A FEW days ago, an amphibious bus (amphicoach) made its first public appearance on the Terengganu River, passing by many attractions including the iconic Masjid Kristal (Crystal Mosque).
The amphicoach is meant to boost tourism and also to be deployed during floods. But how well it serves its dual purpose remains to be seen.
In 2014, the Terengganu state government signed a contract for the purchase of two units of amphicoaches worth about RM3mil for delivery by May 2015.
The plan was to use these vehicles to ferry victims during the monsoon floods and also to promote tourism along Sungai Terengganu and Tasik Kenyir.
The amphicoaches, which are produced in Malta, became a subject of controversy when they could not be delivered on the scheduled date.
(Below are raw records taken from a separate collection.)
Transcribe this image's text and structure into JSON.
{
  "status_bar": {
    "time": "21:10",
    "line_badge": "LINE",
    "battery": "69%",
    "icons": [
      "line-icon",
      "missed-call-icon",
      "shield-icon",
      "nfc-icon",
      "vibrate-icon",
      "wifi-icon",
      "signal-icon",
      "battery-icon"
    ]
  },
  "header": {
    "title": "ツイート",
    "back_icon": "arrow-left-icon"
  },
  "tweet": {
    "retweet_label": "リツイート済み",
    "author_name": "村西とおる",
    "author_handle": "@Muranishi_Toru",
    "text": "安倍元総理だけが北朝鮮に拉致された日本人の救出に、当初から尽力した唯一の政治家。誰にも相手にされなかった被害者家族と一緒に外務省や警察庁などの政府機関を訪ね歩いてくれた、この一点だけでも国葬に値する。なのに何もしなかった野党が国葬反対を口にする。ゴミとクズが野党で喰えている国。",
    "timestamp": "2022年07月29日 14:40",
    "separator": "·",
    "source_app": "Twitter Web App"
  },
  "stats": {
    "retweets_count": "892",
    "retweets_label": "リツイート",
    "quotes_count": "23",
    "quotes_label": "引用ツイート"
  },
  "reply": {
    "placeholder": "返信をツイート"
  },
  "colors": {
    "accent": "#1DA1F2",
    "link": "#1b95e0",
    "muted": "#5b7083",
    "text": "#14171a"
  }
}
But patience has paid off in the end.
However, the delay could have been a blessing in disguise as there must have been something wrong, such as technical issues, to have caused the repeated delays.
Toying with the idea of having coaches that could be driven into the Terengganu River or Kenyir Lake is like playing with water, which is as dangerous as playing with fire.
If a busload of tourists were to sink in the waters, it would be a great setback for the state government which is trying hard to promote tourism.
And during floods, victims marooned by the floodwater might not be able to jump into the amphicoach because water would rush in once the door is opened.
It would be far safer and cheaper to operate passenger ferries for tourism and rescue boats during floods. The amphicoach may be a novelty but many riverine cites around the world tend to place safety first.
About 700 people drown annually in Malaysia. Steps should be taken to reduce this, including avoiding unnecessary risks. Floating vessels can sometimes sink, what more a heavy road-going vehicle.
Moreover, the Land Public Transport Commission is unlikely to issue a special permit for such an odd vehicle, and it cannot be sent for initial inspection at Puspakom if not approved by the technical department of the Road Transport Department.